The final person I spoke to was Marcus "Paradise" Dawes, who was jailed in the US for firearms offenses before moving back to the UK and becoming a mentor to young criminals. He mentioned that he saw himself as being involved in a "classic Robin Hood scenario" at the time, which suggests he could fall into the "appealing to higher loyalties" category. He claimed that the justifications he made to himself came after sentencing and were concerned with his belief that he was being punished too harshly. This ties in with the notion that neutralization doesn't necessarily take place at the time of offending, and can come into play afterwards.
Dawes also argued that "condemnation of the condemners" could be seen by some as a valid reason for breaking the law, rather than just an excuse after the fact. "The people who create the law, interpret it through the judicial system and enforce it through policing are seen as corrupt and as double-dealing as the system they've created," he said.
Some might read this as another spurious justification; others will look at the Panama Papers and the MPs' expenses scandal and probably see where he's coming from.
While some justifications could feasibly be argued as rational, it's clear that others are created solely to bypass guilt. So, does being able to convince yourself that what you're doing is right—given that it involves manipulating your own conscience to facilitate wrongdoing—make you a dangerous person?

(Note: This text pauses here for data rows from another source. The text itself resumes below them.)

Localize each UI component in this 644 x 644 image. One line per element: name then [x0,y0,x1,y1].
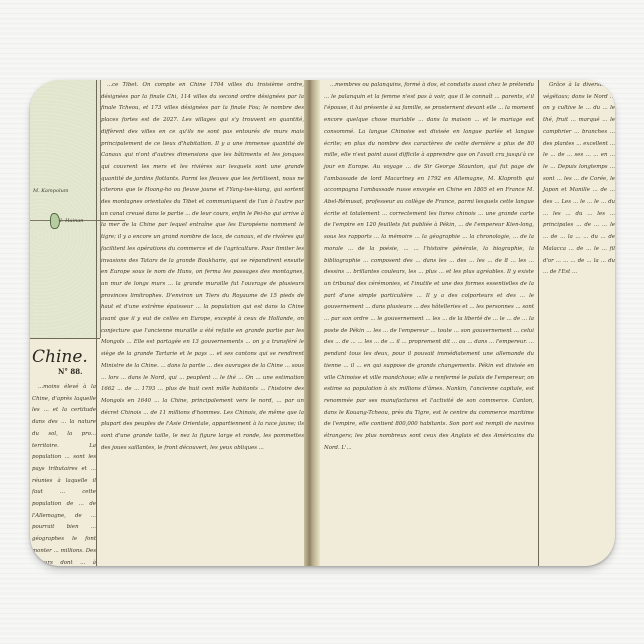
book-fold [304,80,320,566]
map-label: I. Hainan [60,218,84,224]
photo-background: { "product": "mousepad", "map": { "label… [0,0,644,644]
map-fragment: M. Kampolum I. Hainan [30,80,101,338]
text-column-middle: ...membres ou palanquins, formé à dos, e… [322,80,534,566]
text-column-left-small: ...moins élevé à la Chine, d'après laque… [32,382,96,566]
map-title-block: Chine. N° 88. [30,338,100,379]
paragraph: ...membres ou palanquins, formé à dos, e… [324,80,534,455]
paragraph: ...moins élevé à la Chine, d'après laque… [32,382,96,566]
mousepad: M. Kampolum I. Hainan Chine. N° 88. ...m… [30,80,615,566]
paragraph: Grâce à la diversité ... végétaux; dans … [543,80,615,279]
island-icon [50,213,60,229]
map-label: M. Kampolum [33,188,69,194]
map-number: N° 88. [58,367,83,376]
text-column-right: Grâce à la diversité ... végétaux; dans … [538,80,615,566]
text-column-left: ...ce Tibet. On compte en Chine 1704 vil… [96,80,304,566]
map-title: Chine. [32,347,88,367]
paragraph: ...ce Tibet. On compte en Chine 1704 vil… [101,80,304,455]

According to Maruna, the opposite is actually true. "For the last 30 years or so, excuses have got a bad name, and personal responsibility has taken on a cult-like status as a societal panacea," he said. "Individuals in group treatment programs who give explanations for why they got involved in crime are said to be suffering from cognitive distortions or criminal thinking, and are told they're not allowed to make excuses and justifications, but have to accept complete responsibility for their crimes. The problem is that this leaves them only one self-narrative: I did it because I wanted to. If people genuinely believe this, they meet the criteria for what some label as 'psychopathy' and others call 'evil.' This hardly seems like it should be the aim of therapeutic interventions."
So it's not people like the John Lawson of the past—criminals who tell themselves that what they're doing is OK—who we should fear the most; it's those who don't make any attempts to see themselves in that light. Those who think, I don't give a fuck if I'm evil or not.